Police are reminding people not to call 9-1-1 after an earthquake

Jul 5 2019, 11:47 pm

Amidst a pair of earthquakes on Wednesday night and three quakes off the coast of BC on Friday morning, police and emergency services have stepped forward to explain when and when not to call 9-1-1 during an earthquake.

E-Comm 9-1-1, British Columbia’s largest emergency communications centre, reminds people that emergency lines should be kept clear in case of life or death emergencies.

In addition to non-emergency information sources, E-Comm 9-1-1 has also shared the following tips on how to help following an earthquake:

  • After the shaking stops and it’s safe to come out from cover, ensure all phones are off the hook
  • Do not use the telephone immediately unless there is a life at stake
  • If you have a serious emergency, dial 9-1-1. If you hear a busy signal, hang up and dial again.
  • If you receive a recorded announcement, stay on the line and wait for a call-taker. Do not hang up.
  • Do not call 9-1-1 to ask questions about the earthquake.
  • Listen to your radio and TV for instructions and information, including finding out when it’s clear to telephone relatives and friends.

It’s a sentiment the Abbotsford police felt was too good to ignore, even reposting an infographic from E-Comm 9-1-1 to their Instagram.

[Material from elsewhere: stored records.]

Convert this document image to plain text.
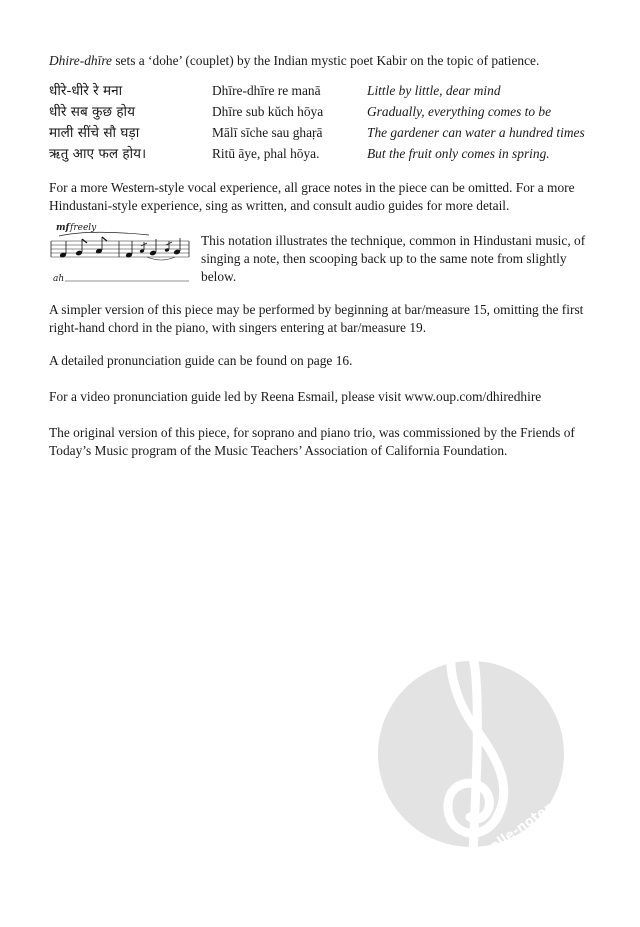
Dhire-dhīre sets a ‘dohe’ (couplet) by the Indian mystic poet Kabir on the topic of patience.

धीरे-धीरे रे मना	Dhīre-dhīre re manā	Little by little, dear mind
धीरे सब कुछ होय	Dhīre sub kŭch hōya	Gradually, everything comes to be
माली सींचे सौ घड़ा	Mālī sīche sau ghaṛā	The gardener can water a hundred times
ऋतु आए फल होय।	Ritū āye, phal hōya.	But the fruit only comes in spring.

For a more Western-style vocal experience, all grace notes in the piece can be omitted. For a more Hindustani-style experience, sing as written, and consult audio guides for more detail.

mf freely
ah

This notation illustrates the technique, common in Hindustani music, of singing a note, then scooping back up to the same note from slightly below.

A simpler version of this piece may be performed by beginning at bar/measure 15, omitting the first right-hand chord in the piano, with singers entering at bar/measure 19.

A detailed pronunciation guide can be found on page 16.

For a video pronunciation guide led by Reena Esmail, please visit www.oup.com/dhiredhire

The original version of this piece, for soprano and piano trio, was commissioned by the Friends of Today’s Music program of the Music Teachers’ Association of California Foundation.

alle-noten.de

A 2015 earthquake in BC resulted in hundreds of non-emergency calls to 9-1-1

During a 4.7-magnitude earthquake that was felt in southwestern BC in December of 2015, communications centres received 318 calls in the 15-minute period following the quake.

“I was working that night and the calls that I took were not emergencies,” says Megan Wong, a 9-1-1 operator, in a 2016 news release. “People were calling with questions or statements like: Was that an earthquake? My whole house just shook.”

According to Wong, when people call 9-1-1 for non-emergency reasons, they tie up valuable resources.

“There are many great resources of information that don’t involve calling 9-1-1, such as: Prepared BC, the Government of Canada, Emergency Info BC, and other non-emergency resources,” says Jody Robertson, E-Comm’s director of corporate communications. “The message we want to send is that 9-1-1 resources are finite and lines need to remain open to those with true emergencies.

British Columbians can also find more information about who to call during or after an earthquake online.